Even though RFM segmentation is well known in retail industry, and basic premise is that by knowing recency, frequency and value of the purchase you can be in good position to start figuring out specific customer in terms of its value, purchasing behavior and its loyalties. However, same logic can be applied for any phenomena that we trying to predict. Therefore, knowing how often something happens, how recently its happened and its voracity – has same type of predictive power as it has in retail context. And whenever I used it for predictive modeling- RFM would always come as one of the top predictors. So, let me delve deeper in explaining basic principles of RFM method.

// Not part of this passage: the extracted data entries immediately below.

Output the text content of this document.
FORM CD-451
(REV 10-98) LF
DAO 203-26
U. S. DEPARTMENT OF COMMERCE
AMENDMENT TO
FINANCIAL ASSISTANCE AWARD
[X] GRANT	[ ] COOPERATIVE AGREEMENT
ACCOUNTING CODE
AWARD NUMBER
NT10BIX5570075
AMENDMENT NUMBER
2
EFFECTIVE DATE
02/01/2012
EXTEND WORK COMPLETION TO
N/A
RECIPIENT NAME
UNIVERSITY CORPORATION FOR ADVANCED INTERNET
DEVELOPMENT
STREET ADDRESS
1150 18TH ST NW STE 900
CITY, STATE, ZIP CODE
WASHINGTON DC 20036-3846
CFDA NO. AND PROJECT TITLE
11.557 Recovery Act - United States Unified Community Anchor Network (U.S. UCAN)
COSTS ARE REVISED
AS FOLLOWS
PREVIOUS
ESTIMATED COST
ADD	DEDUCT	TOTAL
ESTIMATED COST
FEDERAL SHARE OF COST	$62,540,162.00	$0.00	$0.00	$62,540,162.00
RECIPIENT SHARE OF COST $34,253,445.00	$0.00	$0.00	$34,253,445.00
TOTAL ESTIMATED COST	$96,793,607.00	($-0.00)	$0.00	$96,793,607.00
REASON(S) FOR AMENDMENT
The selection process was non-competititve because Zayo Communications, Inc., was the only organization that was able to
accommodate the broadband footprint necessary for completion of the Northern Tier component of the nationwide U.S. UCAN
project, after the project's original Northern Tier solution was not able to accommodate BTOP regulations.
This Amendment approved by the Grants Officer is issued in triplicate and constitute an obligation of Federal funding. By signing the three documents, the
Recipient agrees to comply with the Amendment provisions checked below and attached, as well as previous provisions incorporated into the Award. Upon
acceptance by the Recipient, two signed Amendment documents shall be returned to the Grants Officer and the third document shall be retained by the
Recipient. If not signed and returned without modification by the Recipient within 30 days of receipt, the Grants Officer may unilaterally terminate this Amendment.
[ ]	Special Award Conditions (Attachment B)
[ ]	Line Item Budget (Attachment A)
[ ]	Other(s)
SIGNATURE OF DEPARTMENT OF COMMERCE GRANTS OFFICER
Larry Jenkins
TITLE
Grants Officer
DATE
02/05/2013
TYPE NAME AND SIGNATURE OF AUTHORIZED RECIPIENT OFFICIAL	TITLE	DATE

RFM segments the customer base based on recency of purchase (R), frequency of purchase (F) and monetary value (M). Recency parameter is the most powerful of the 3. In forecasting models latest time series often has the highest weighting and is the most predictive of the next forecasting value. Second most powerful is the frequency as long as the definition of the frequency is limited to last month or quarter and not over entire life-span of customer relationship. Least powerful is the monetary value. Since the total value in the period of time is directly correlated with frequency it is advisable to use an average value.

There are several different ways to calculate RFM groups and scores and below is the classic approach:

First create 5 segments based on the recency, dividing the data file into 5 exact quintiles, where the contacts with the most recent Transactions (i.e. in the top 20% of the file) are given a recency value of 5, then the next 20% are given a recency value of 4 and so on. Then, each of those quintiles, segmented into 5 further quintiles based on the frequency value for each contact where the contacts with the highest transaction frequency value are of 5, then the next 20% is given a frequency value of 4 and so on. Finally, each of these segments is then segmented into 5 further quintiles, based on the monetary value of each contact; i.e. the total amount which all that contact’s transactions add up to. Those contacts with the highest monetary values (i.e. in the top 20%), are given a monetary value of 5, then the next 20% are given a monetary value of 4 and so on.) At the end of this process, you will have 125 segments with a RFM group between 111 and 555 with the same number of contacts within each segment; and each contact will have a RFM score of between 3 and 15.

An alternative approach is to still calculate RFM Groups/Scores using quintiles, but by using the Independent RFM Quintile approach, not just the recency but also the frequency and monetary values for each contact are calculated across the whole data file and are not dependent on any of the other values/RFM factors or any other quintile. Another approach is to use user-definable bands for each criterion (i.e. each RFM factor) in order to determine what recency, frequency and monetary value that should be given to each contact. Even-though RFM segmentation can be used on “stand-alone” basis, I always tend to incorporate it with other demographic and affinity variables in order to have more holistic view of the segment's make-up.

I have coined my own approach that I often use which is somewhat different of the classic approach and it goes in following way:\

1.) Create variable Total Spend for for each customer

2.) Create variable Total number of visits for each customer

3.) Divide both variables into 3 equally spaced bins, based on frequency – 1st bin would be lowest 30% of all customers in regard to spending (and visits – separate variable)

4.) Evaluate each customer in terms of in which group he belonged (for that time) in terms of his total spending, and total visits, and label him for that group (Example: variable “FRM_Spend_label” would have values “L”, “M” and “H”. If amount of his total customer spending for 12m is within threshold fits within second bin – give him a value “M” (medium) in variable “FRM_Spend_label”

5.) Do the same thing for visits, creating a new variable “FRM_visit_variable”.

6.) Do slightly different thing for “Recency” – starting from the same endpoint as it has been done for “spending” and visits – go behind only 3 months and not 12. Then, do the following: if customer did purchase in month 1 (the most recent month) give him a value “H”, if the most recent purchase was in month “2” – give him a value “M” and if the most recent purchase was in month “3” – give him value “L”.

Note – it might happen that most of a customers have some sort of purchase in all months in which case it would be advisable to raise threshold above “0”. In other words call the recent purchase only if monthly total is above some specified amount bigger than “0”.

7.) Combine all three FRM dimensions together into single variable where values would be combinations of “H”, “M” and “L”. If value is “HLH” it would mean that customer falls in the top group of customers in terms of their number of visits to the stores, it means that customer wasn’t in the store (with purchase larger than…) for a month and it means that customer falls in the top group of customers in terms of their total monetary value that they bring to the company.

8.) In last step I deploy “19 +1” rule, where i retain top 19 combinations based on its frequencies and all the other combinations I drop into “other” category, so that my FRM variable doesn’t have more than 20 distinct values.

Hope this helps!